Here we’ll actually need to add groups to our dfm first. We’ll also always be comparing one document to the rest and asking what makes it distinctive. That means we will need to define documents so that we get the comparison we want.
dfm_yesno <- dfm_group(corpdfm_yesno, vote)

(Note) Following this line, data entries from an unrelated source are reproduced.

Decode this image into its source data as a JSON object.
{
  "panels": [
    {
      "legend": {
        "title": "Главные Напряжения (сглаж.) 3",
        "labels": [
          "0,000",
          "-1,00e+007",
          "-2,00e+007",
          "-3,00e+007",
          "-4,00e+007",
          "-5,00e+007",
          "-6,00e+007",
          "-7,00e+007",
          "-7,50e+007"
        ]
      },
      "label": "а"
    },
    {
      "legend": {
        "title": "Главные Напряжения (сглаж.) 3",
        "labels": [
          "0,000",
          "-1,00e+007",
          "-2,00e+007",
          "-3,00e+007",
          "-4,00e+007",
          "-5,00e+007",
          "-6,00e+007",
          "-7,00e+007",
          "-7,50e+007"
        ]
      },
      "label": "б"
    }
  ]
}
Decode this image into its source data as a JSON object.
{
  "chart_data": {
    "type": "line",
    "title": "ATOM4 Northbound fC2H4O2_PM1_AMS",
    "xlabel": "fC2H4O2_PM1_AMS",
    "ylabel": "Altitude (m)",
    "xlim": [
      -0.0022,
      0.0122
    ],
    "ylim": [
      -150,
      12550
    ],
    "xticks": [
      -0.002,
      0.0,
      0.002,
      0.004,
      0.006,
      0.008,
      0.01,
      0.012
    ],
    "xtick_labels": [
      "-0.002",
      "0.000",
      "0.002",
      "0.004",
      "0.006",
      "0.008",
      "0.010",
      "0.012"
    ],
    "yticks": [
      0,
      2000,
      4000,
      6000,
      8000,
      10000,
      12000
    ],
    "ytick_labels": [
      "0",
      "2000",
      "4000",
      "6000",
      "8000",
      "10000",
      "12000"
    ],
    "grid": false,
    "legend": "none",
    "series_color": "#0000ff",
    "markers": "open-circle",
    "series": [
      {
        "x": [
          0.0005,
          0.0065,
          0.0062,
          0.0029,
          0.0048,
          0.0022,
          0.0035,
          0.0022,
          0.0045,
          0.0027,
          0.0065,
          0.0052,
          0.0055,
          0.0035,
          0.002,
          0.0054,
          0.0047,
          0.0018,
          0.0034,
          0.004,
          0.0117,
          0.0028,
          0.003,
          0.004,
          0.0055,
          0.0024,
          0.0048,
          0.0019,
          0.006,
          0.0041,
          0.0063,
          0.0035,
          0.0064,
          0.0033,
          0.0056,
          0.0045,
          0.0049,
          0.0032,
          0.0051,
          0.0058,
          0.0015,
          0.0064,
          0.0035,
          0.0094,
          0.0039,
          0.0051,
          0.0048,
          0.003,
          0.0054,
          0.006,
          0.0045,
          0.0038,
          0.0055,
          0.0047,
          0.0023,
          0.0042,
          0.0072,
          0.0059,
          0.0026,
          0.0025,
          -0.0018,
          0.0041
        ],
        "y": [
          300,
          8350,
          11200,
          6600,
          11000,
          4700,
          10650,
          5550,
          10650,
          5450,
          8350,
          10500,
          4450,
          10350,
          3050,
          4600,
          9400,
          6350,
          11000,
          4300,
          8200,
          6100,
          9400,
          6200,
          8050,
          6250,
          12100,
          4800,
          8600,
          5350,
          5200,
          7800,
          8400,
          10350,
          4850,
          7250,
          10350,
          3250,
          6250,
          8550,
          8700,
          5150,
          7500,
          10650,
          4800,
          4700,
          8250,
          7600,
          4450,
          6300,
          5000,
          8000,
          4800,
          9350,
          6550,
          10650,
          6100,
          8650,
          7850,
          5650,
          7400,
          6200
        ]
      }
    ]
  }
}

Here’s no voter’s distinctive vocabulary
no_terms <- textstat_keyness(dfm_yesno, "no")
head(no_terms, 25)
feature chi2 p n_target n_reference
1 argument 18.076446 2.122105e-05 19 7
2 baby 18.032510 2.171645e-05 14 3
3 life 16.116036 5.957741e-05 43 35
4 child 14.379226 1.494419e-04 49 45
5 bad 13.935827 1.891585e-04 13 4
6 let 13.665578 2.184217e-04 10 1
7 evidence 13.263193 2.706682e-04 16 7
8 human 11.180932 8.264226e-04 23 16
9 wells 10.698829 1.072034e-03 11 3
10 reject 9.027651 2.659260e-03 6 0
11 society 8.782368 3.041561e-03 13 7
12 rights 8.100676 4.424875e-03 7 1
13 yet 7.611673 5.799165e-03 14 9
14 demand 7.412482 6.477289e-03 9 3
15 knight 7.412482 6.477289e-03 9 3
16 birmingham 7.323926 6.804260e-03 11 6
17 principle 7.323926 6.804260e-03 11 6
18 unborn 7.318244 6.825806e-03 10 4
19 argue 7.096196 7.724774e-03 5 0
20 independent 7.096196 7.724774e-03 5 0
21 intelligence 7.096196 7.724774e-03 5 0
22 spoken 7.096196 7.724774e-03 5 0
23 tradition 7.096196 7.724774e-03 5 0
24 contains 6.311625 1.199489e-02 6 1
25 embryo 6.311625 1.199489e-02 6 1
and here’s yes voter’s distinctive vocabulary
yes_terms <- textstat_keyness(dfm_yesno, "yes")
head(yes_terms, 25)
feature chi2 p n_target n_reference
1 termination 12.405046 0.0004281753 29 1
2 subject 10.388204 0.0012682293 25 1
3 think 9.445068 0.0021171767 66 14
4 kind 9.383059 0.0021899984 23 1
5 reform 8.853983 0.0029245006 26 2
6 social 8.649324 0.0032718279 46 8
7 among 7.631432 0.0057359754 15 0
8 believe 7.461937 0.0063017160 40 7
9 perhaps 7.092561 0.0077404537 26 3
10 pregnancy 6.664001 0.0098379793 61 15
11 years 6.632589 0.0100129633 25 3
12 means 6.388376 0.0114870092 17 1
13 committee 6.251787 0.0124068067 40 8
14 children 5.917113 0.0149945083 30 5
15 women 5.868895 0.0154107242 39 8
16 carried 5.276889 0.0216103217 22 3
17 opinion 5.091765 0.0240397070 28 5
18 church 4.910597 0.0266924159 14 1
19 find 4.731488 0.0296152564 24 4
20 national 4.687791 0.0303776753 12 0
21 friend 4.636050 0.0313069760 44 11
22 attention 4.187336 0.0407270519 11 0
23 dr 4.115111 0.0425017411 16 2
24 reading 3.909668 0.0480090853 22 4
25 said 3.729155 0.0534704448 49 14
or as a picture
textplot_keyness(yes_terms)
If we had been interested in the personal linguistic style of one of our speakers, we would not have had to group the dfm. For example, here are terms preferentially used by Mr. Norman St John-Stevas
nsjs_terms <- textstat_keyness(corpdfm, "Mr Norman St John-Stevas")
head(nsjs_terms, 10)
feature chi2 p n_target n_reference
1 principle 74.95131 0.000000e+00 10 7
2 tradition 36.26554 1.721812e-09 4 1
3 rests 31.76786 1.737445e-08 3 0
4 theology 31.76786 1.737445e-08 3 0
5 vital 22.60896 1.985563e-06 3 1
6 difference 20.18761 7.020622e-06 4 4
7 rid 20.18761 7.020622e-06 4 4
8 namely 17.13909 3.473993e-05 3 2
9 value 17.13909 3.473993e-05 3 2
10 unborn 16.94578 3.846281e-05 5 9
from I think it’s pretty clear what he wants to talk about.